Electronic files storage growing into $2-million second centre

Wednesday, February 28th, 2007

Fusepoint’s data expands into another Harbour Centre floor

Peter Wilson

Fusepoint Managed Services is ‘the boiler room of the computer age,’ CEO George Kerns says. Photograph by : Glenn Baglo, Vancouver Sun

As visitors often note ruefully, the computer servers in Fusepoint Managed Services’ Vancouver data centre look out — unseeing — on a magnificent panorama of Burrard Inlet.

And the precious electronic files stored within the banks of computers on a top floor of downtown’s Harbour Centre are even more cosseted than Vancouver executives with a similar view.

They’re likely a lot more secure, too.

Not surprising, because this is what Fusepoint’s major clients — including Tim Hortons, the Royal Canadian Mint, Maple Leaf Foods, Mountain Equipment Co-op and Air Transat — demand for their information.

The servers inside this 5,000-sq.-ft. area sit on racks bolted to a floating steel frame built to withstand an earthquake rated at eight on the Richter scale.

Walls surrounding the computers are reinforced with steel mesh. Vibration sensors and fire-suppressant nozzles are everywhere. The climate-controlled environment is backed with four air-conditioning units with 20 tons of cooling power.

The information that flows to and from client networks is carried through data lines from three separate Internet service providers, in case one of them should go down.

Not only are they monitored around the clock from a control centre but they never need fear they’re going to lose electricity. Fusepoint relies initially on three separate BC Hydro power feeds coming into the centre. Should these fail, it can turn to two uninterrupted power systems — one of which could use a quarter of its power to keep the centre operating for eight hours. These are backed up by a diesel generator on a nearby rooftop that has a 24-hour supply of fuel. That fuel comes from both union and non-union suppliers, in case a labour dispute might cut off the flow.

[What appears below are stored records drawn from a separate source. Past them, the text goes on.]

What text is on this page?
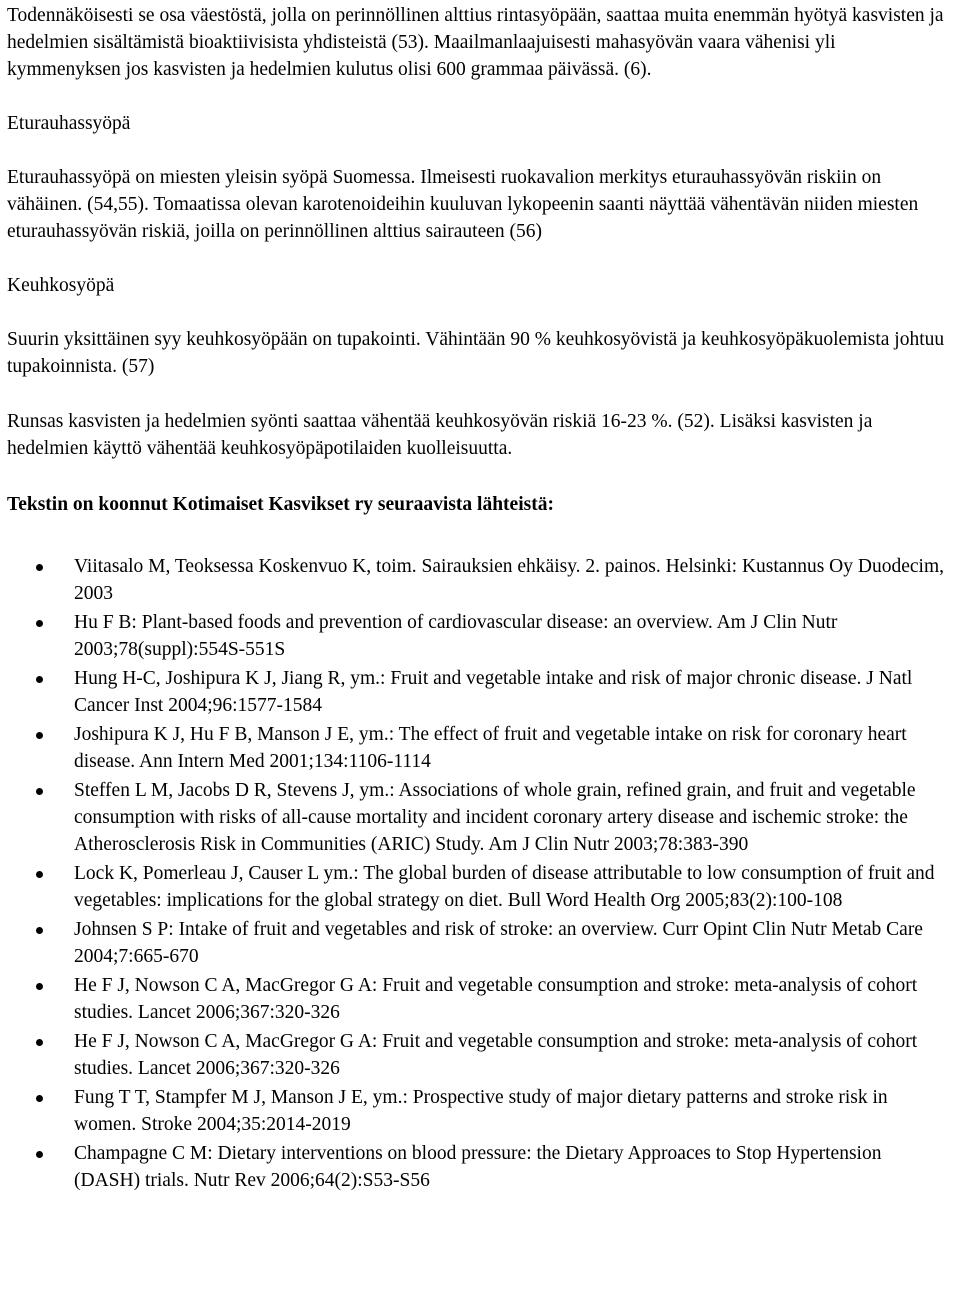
Todennäköisesti se osa väestöstä, jolla on perinnöllinen alttius rintasyöpään, saattaa muita enemmän hyötyä kasvisten ja hedelmien sisältämistä bioaktiivisista yhdisteistä (53). Maailmanlaajuisesti mahasyövän vaara vähenisi yli kymmenyksen jos kasvisten ja hedelmien kulutus olisi 600 grammaa päivässä. (6).

Eturauhassyöpä

Eturauhassyöpä on miesten yleisin syöpä Suomessa. Ilmeisesti ruokavalion merkitys eturauhassyövän riskiin on vähäinen. (54,55). Tomaatissa olevan karotenoideihin kuuluvan lykopeenin saanti näyttää vähentävän niiden miesten eturauhassyövän riskiä, joilla on perinnöllinen alttius sairauteen (56)

Keuhkosyöpä

Suurin yksittäinen syy keuhkosyöpään on tupakointi. Vähintään 90 % keuhkosyövistä ja keuhkosyöpäkuolemista johtuu tupakoinnista. (57)

Runsas kasvisten ja hedelmien syönti saattaa vähentää keuhkosyövän riskiä 16-23 %. (52). Lisäksi kasvisten ja hedelmien käyttö vähentää keuhkosyöpäpotilaiden kuolleisuutta.

Tekstin on koonnut Kotimaiset Kasvikset ry seuraavista lähteistä:

Viitasalo M, Teoksessa Koskenvuo K, toim. Sairauksien ehkäisy. 2. painos. Helsinki: Kustannus Oy Duodecim, 2003
Hu F B: Plant-based foods and prevention of cardiovascular disease: an overview. Am J Clin Nutr 2003;78(suppl):554S-551S
Hung H-C, Joshipura K J, Jiang R, ym.: Fruit and vegetable intake and risk of major chronic disease. J Natl Cancer Inst 2004;96:1577-1584
Joshipura K J, Hu F B, Manson J E, ym.: The effect of fruit and vegetable intake on risk for coronary heart disease. Ann Intern Med 2001;134:1106-1114
Steffen L M, Jacobs D R, Stevens J, ym.: Associations of whole grain, refined grain, and fruit and vegetable consumption with risks of all-cause mortality and incident coronary artery disease and ischemic stroke: the Atherosclerosis Risk in Communities (ARIC) Study. Am J Clin Nutr 2003;78:383-390
Lock K, Pomerleau J, Causer L ym.: The global burden of disease attributable to low consumption of fruit and vegetables: implications for the global strategy on diet. Bull Word Health Org 2005;83(2):100-108
Johnsen S P: Intake of fruit and vegetables and risk of stroke: an overview. Curr Opint Clin Nutr Metab Care 2004;7:665-670
He F J, Nowson C A, MacGregor G A: Fruit and vegetable consumption and stroke: meta-analysis of cohort studies. Lancet 2006;367:320-326
He F J, Nowson C A, MacGregor G A: Fruit and vegetable consumption and stroke: meta-analysis of cohort studies. Lancet 2006;367:320-326
Fung T T, Stampfer M J, Manson J E, ym.: Prospective study of major dietary patterns and stroke risk in women. Stroke 2004;35:2014-2019
Champagne C M: Dietary interventions on blood pressure: the Dietary Approaces to Stop Hypertension (DASH) trials. Nutr Rev 2006;64(2):S53-S56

And that’s to say nothing of the security in place to keep intruders from gaining physical access or hackers from coming in through the Net.

And now privately held Fusepoint — which began its life in 2001 as a Vancouver-based company called RoundHeaven Communications — is duplicating that environment in a $2-million second data centre on another Harbour Centre floor to keep up with customer demand for its services.

“So many companies [that] came out around the 2000 and 2001 time frame went down,” said Dickson Au, co-founder of the company. “Yet we managed to survive and even thrive.”

Today Fusepoint has offices in British Columbia, headquarters in Ontario, a data centre in Montreal as well as access to available space, through partners, in Calgary and Quebec City.

This success is a result of the maturing nature of the information age, said Fusepoint’s CEO George Kerns

“As more and more things have been deployed on the Internet, people are looking for a highly secure, highly available infrastructure to operate on,” said Kerns.

Most companies, he added, don’t want to spend their money on or worrying about a data centre.

“So, we’re the boiler room of the computer age,” said Kerns. “We sweat the details”

The Vancouver operation employs 20 people out of the company’s 160 employees.

“They form the core of our technical team, and include a lot of the original people,” said Kerns, who added that Fusepoint is now competing with giants like IBM.

“There are a lot of companies out there that haven’t had a lot of options on who they deal with. And they’d like to have some alternatives.”